Working with imbalanced text datasets

scikit-learn-contrib / imbalanced-learn

A Python Package to Tackle the Curse of Imbalanced Datasets in Machine Learning

https://imbalanced-learn.org

MIT License

6.85k stars 1.29k forks source link

Working with imbalanced text datasets #992

Closed MattesR closed 1 year ago

MattesR commented 1 year ago

Hi, I'm working with an imbalanced text dataset which I want to classify using BERT-Embeddings. As I understood, your library is not really suited for balancing text datasets (in combination with contextual word embeddings as features), as it works with numerical data only, correct?

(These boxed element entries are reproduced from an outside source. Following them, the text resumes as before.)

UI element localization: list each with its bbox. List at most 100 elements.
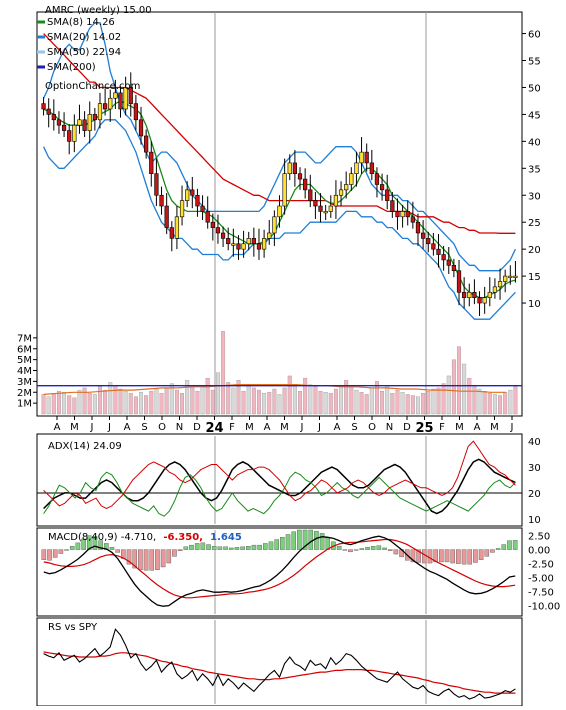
- candle-body: [246, 238, 251, 245]
- macd-y-tick-label: 0.00: [528, 546, 550, 557]
- candle-body: [149, 151, 154, 174]
- volume-bar: [359, 392, 364, 415]
- candle-body: [385, 189, 390, 201]
- candle-body: [185, 189, 190, 201]
- candle-body: [513, 275, 518, 278]
- macd-hist-bar: [365, 547, 370, 550]
- macd-line: [43, 535, 516, 607]
- macd-hist-bar: [245, 546, 251, 550]
- volume-bar: [128, 393, 133, 415]
- volume-bar: [139, 392, 143, 415]
- macd-hist-bar: [257, 544, 262, 550]
- candle-body: [451, 265, 457, 272]
- volume-bar: [236, 380, 241, 415]
- macd-title-label: MACD(8,40,9) -4.710,: [48, 532, 156, 543]
- candle-body: [67, 130, 72, 142]
- x-tick-label: O: [158, 422, 166, 433]
- candle-body: [277, 205, 282, 218]
- website-label: OptionChance.com: [45, 81, 140, 92]
- candle-body: [328, 205, 333, 212]
- legend-label: SMA(50) 22.94: [47, 47, 121, 58]
- volume-bar: [257, 389, 261, 415]
- adx-title: ADX(14) 24.09: [48, 441, 122, 452]
- volume-bar: [405, 394, 410, 415]
- volume-bar: [200, 385, 205, 415]
- volume-bar: [374, 381, 379, 415]
- volume-bar: [385, 385, 390, 415]
- chart-title: AMRC (weekly) 15.00: [45, 5, 152, 16]
- x-tick-label: J: [300, 422, 304, 433]
- volume-sma50-line: [43, 384, 506, 395]
- macd-hist-bar: [263, 543, 268, 550]
- candle-body: [200, 205, 205, 212]
- macd-hist-bar: [280, 537, 285, 550]
- macd-hist-bar: [484, 549, 490, 557]
- macd-hist-bar: [69, 546, 75, 550]
- macd-hist-bar: [297, 529, 302, 550]
- candle-body: [144, 135, 149, 153]
- x-tick-label: S: [141, 422, 147, 433]
- volume-bar: [277, 394, 282, 415]
- candle-body: [482, 297, 487, 304]
- volume-bar: [431, 388, 436, 415]
- x-tick-label: D: [403, 422, 411, 433]
- macd-hist-bar: [501, 544, 507, 550]
- volume-bar: [354, 389, 359, 415]
- macd-hist-bar: [410, 549, 416, 563]
- macd-hist-bar: [422, 549, 427, 564]
- candle-body: [308, 189, 313, 201]
- macd-hist-bar: [467, 549, 473, 565]
- macd-layer: 2.50 0.00 -2.50 -5.00 -7.50 -10.00: [41, 529, 560, 613]
- price-y-tick-label: 40: [528, 137, 541, 148]
- volume-y-tick-label: 3M: [17, 377, 32, 388]
- macd-hist-bar: [86, 535, 92, 550]
- volume-bar: [98, 386, 102, 415]
- volume-bar: [436, 387, 441, 415]
- candle-body: [195, 194, 200, 207]
- candle-body: [297, 173, 303, 180]
- macd-hist-bar: [251, 544, 257, 550]
- x-tick-label: O: [368, 422, 376, 433]
- volume-bar: [462, 363, 467, 415]
- volume-bar: [123, 391, 128, 415]
- x-tick-label: A: [474, 422, 481, 433]
- volume-bar: [344, 380, 349, 415]
- candle-body: [364, 151, 369, 164]
- adx-y-tick-label: 10: [528, 515, 541, 526]
- volume-bar: [195, 391, 200, 415]
- candle-body: [92, 114, 97, 121]
- price-y-tick-label: 45: [528, 110, 541, 121]
- macd-hist-bar: [52, 549, 58, 558]
- price-y-tick-label: 20: [528, 245, 541, 256]
- macd-hist-bar: [456, 549, 461, 564]
- price-y-tick-label: 10: [528, 299, 541, 310]
- volume-bar: [72, 397, 77, 415]
- macd-hist-bar: [183, 546, 189, 550]
- candle-body: [456, 270, 462, 293]
- candle-body: [292, 162, 298, 174]
- volume-bar: [349, 386, 354, 415]
- macd-hist-bar: [240, 546, 245, 550]
- candle-body: [236, 243, 241, 250]
- candle-body: [77, 119, 82, 126]
- volume-bar: [472, 385, 477, 415]
- macd-hist-bar: [81, 538, 86, 550]
- candle-body: [400, 211, 405, 218]
- macd-hist-bar: [490, 549, 495, 553]
- rs-panel-frame: [36, 617, 523, 707]
- macd-hist-bar: [450, 549, 455, 564]
- macd-hist-bar: [160, 549, 166, 568]
- macd-hist-bar: [200, 542, 206, 550]
- macd-hist-bar: [126, 549, 132, 565]
- candle-body: [462, 291, 467, 298]
- volume-bar: [292, 385, 297, 415]
- macd-hist-bar: [439, 549, 444, 563]
- volume-bar: [421, 393, 426, 415]
- macd-title-hist: 1.645: [210, 532, 242, 543]
- macd-hist-bar: [155, 549, 160, 570]
- macd-hist-bar: [285, 534, 291, 550]
- x-tick-label: J: [317, 422, 321, 433]
- volume-bar: [67, 395, 72, 415]
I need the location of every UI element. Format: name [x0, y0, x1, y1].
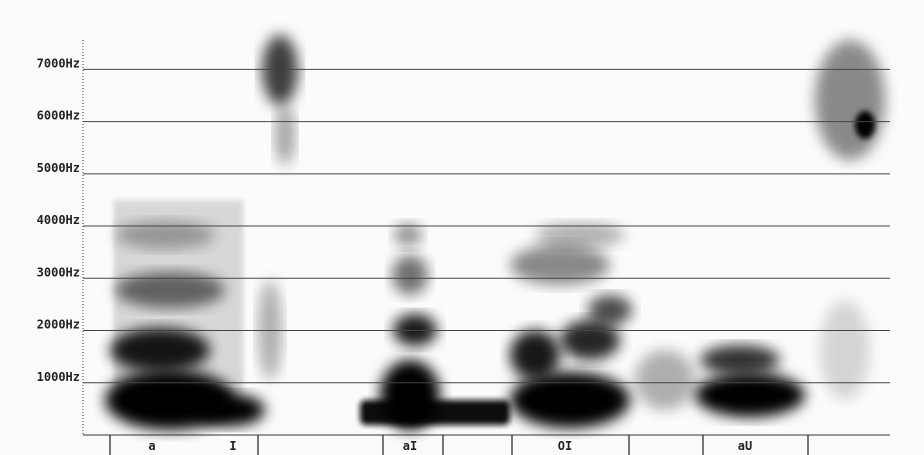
y-tick-label: 3000Hz [37, 265, 80, 279]
y-tick-label: 2000Hz [37, 318, 80, 332]
y-tick-label: 6000Hz [37, 109, 80, 123]
segment-label: aU [738, 439, 752, 453]
segment-label: I [229, 439, 236, 453]
segment-label: OI [558, 439, 572, 453]
y-tick-label: 1000Hz [37, 370, 80, 384]
segment-label: aI [403, 439, 417, 453]
segment-label: a [148, 439, 155, 453]
y-tick-label: 4000Hz [37, 213, 80, 227]
spectral-energy [105, 35, 885, 430]
y-tick-label: 7000Hz [37, 56, 80, 70]
y-tick-label: 5000Hz [37, 161, 80, 175]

chkoar commented 1 year ago

AFAICR random samplers does not check dtypes.

In [1]:  from imblearn.under_sampling import RandomUnderSampler; RandomUnderSampler(random_state=0).fit_resample([["neg"], ["neg"], ["pos"]], [0,0,1])
Out[1]: ([['neg'], ['pos']], [0, 1])

MattesR commented 1 year ago

Thanks for the answer. However, I don't really need a library for random sampling my dataset ;) I stumbled upon the library when researching better/different sampling methods for imbalanced datasets and I wanted to make sure that I didn't misunderstand some aspect of the algorithms.

chkoar commented 1 year ago

If you encode each of your documents in a vector of floats then you can use any method of the library.